Tuesday, September 10, Barack Obama opened his mouth to say … nothing much at all. On display, in the his meandering message on Syria, was the president’s very elementary thinking—eighth-grade elementary. Why the allusion to the eighth-grade? A Smart Politics study has found that, as measured by the Flesch-Kincaid readability test, the President’s State of the Union messages were written at an eighth-grade level.
On Syria, he stuck to this simplistic formula.

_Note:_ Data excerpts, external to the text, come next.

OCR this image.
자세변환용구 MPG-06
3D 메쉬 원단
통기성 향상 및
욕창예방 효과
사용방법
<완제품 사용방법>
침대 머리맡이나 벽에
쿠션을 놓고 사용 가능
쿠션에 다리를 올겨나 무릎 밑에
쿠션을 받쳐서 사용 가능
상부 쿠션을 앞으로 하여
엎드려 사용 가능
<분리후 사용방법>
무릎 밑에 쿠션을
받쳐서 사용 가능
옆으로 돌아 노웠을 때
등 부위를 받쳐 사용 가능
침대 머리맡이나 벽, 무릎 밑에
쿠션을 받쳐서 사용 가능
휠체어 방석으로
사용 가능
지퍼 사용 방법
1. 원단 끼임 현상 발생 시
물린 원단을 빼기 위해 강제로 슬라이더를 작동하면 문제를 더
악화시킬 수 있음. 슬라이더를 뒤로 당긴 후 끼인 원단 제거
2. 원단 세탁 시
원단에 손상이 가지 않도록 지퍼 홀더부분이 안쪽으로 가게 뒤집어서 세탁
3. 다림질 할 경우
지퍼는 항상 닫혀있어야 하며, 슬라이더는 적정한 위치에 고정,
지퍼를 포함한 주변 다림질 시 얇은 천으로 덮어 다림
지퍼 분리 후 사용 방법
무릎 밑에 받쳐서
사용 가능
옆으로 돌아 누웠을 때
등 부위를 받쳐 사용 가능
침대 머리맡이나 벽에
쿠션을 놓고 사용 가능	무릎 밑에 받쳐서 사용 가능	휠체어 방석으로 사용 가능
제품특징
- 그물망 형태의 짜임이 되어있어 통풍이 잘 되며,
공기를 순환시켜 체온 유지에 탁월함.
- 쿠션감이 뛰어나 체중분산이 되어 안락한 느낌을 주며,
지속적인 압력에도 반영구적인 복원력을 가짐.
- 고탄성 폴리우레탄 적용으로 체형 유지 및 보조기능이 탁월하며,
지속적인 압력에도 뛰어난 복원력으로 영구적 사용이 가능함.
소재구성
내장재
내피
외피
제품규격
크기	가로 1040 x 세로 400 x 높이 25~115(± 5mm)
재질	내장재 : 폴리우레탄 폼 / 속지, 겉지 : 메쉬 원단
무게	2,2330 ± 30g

The Abstract: A horrible chemical attack happened in Syria. How do we know that? We saw the videos. Assad did it. How do we know that? Trust us (no need to verify). If we don’t “stand against the use of chemical weapons,” we, Our Allies and The Children will be imperiled forever after. The Argument from Hitler was thrown in for good measure. Iran the evil-doer too. As he rejected the world’s policeman mantle, the president ventured that the US is “the anchor of global security” [what's the difference?] Only the US is up to the task, because we’re special. Think of The Kids. Franklin Roosevelt would have.
The president then paraphrased questions purportedly posed by Americans, the majority of whom oppose the strike, choosing to reply—sort of—to the easiest among them.
Left unanswered was a question like this about The Kids. “If you’re so dead-set against the killing of children that you are willing to send us into yet another conflict,” demanded TV’s Judge Jeanine, in her weekly Opening Statement, “will you guarantee that the 1000-pound Tomahawk missiles that you will heap on Syria won’t kill children—or are they simply your collateral damage? Will the murders of those children be less significant than those we go to avenge?”
The president took full credit for the Russian initiative. As such, it stipulates that, provided the US foreswears the use of force against Syria, Russia will assist in disarming that country of its chemical arsenal. (Next Obama will be taking credit for Dennis Rodman’s inroads in North Korea, or for the basketball player’s road-map for peace with that country: “building trust and understanding through sport and cultural exchanges.”) Syria has joined in insisting that the steroids-pumped president of the US foreswear the use of force against it.
There was also Obama’s likely unintended admission in the address that Libya was his “prolonged air campaign.” At the time, the president used NATO as a fig leaf for that offensive, when the truth was that the U.S. Africa Command was in charge of the mission. By Conor Friedersdorf’s telling, President Obama had authorized CIA agents to liaise with Libyan rebels and supply them with arms.
In Libya, Obama was even in violation of the War Powers Resolution, which in itself is an affront to the constitutional text and the framers’ original intent, as it expanded presidential war-making powers. In the words of James Madison: “Those who are to conduct a war cannot in the nature of things, be proper or safe judges, whether a war ought to be commenced, continued, or concluded.” Explained Louis Fisher, senior specialist in separation of powers at the Congressional Research Service of the Library of Congress: “Keeping the power to commit the country to war—and to all the costs of war—in separate hands from the power to wage war once declared was a bedrock principle for the framers.”
How did Obama violate the statute? Contrast his actions with the relevant section of the Act, courtesy of The Atlantic:
“The constitutional powers of the President as Commander-in-Chief to introduce United States Armed Forces into hostilities, or into situations where imminent involvement in hostilities is clearly indicated by the circumstances, are exercised only pursuant to (1) a declaration of war, (2) specific statutory authorization, or (3) a national emergency created by attack upon the United States, its territories or possessions, or its armed forces.”
Not even under this permissive statute, which blurs red lines America’s Constitution makers drew, is the excursion into Syria legitimate.
Then there is the pesky matter of the evidence. Here the president’s modus operandi in Libya is also instructive. As revealed by Daniel McAdams, in “Humanitarian Wars and Their NGO Foot-Soldiers,” the allegation that “Gaddafi had already killed 6,000 of his own people and was determined to kill many more” was a fiction invented by Soliman Bouchuiguir, the head of the Libyan League for Human Rights, funded in part by the US government’s National Endowment for Democracy (NED).
“Bouchuiguir initiated a petition that was eventually signed by 70 non-governmental organizations (NGOs) demanding that the US, EU, and UN “mobilize the United Nations and the international community and take immediate action to halt the mass atrocities now being perpetrated by the Libyan government against its own people.”
In short succession, “Bouchuiguir’s petition turned into a UN Human Rights Council action, which then turned into a UN Security Council action, which then turned into a NATO [nudge, nudge. wink wink] war on Libya.”
As to Syria, McClatchy was, I believe, first to relay that “German intelligence does not believe Assad sanctioned the alleged attack on August 21.” When the skepticism finally percolated down to the US press, The Washington Times seconded that the “U.S. can’t prove Bashar Assad approved the chemical attacks in Syria.”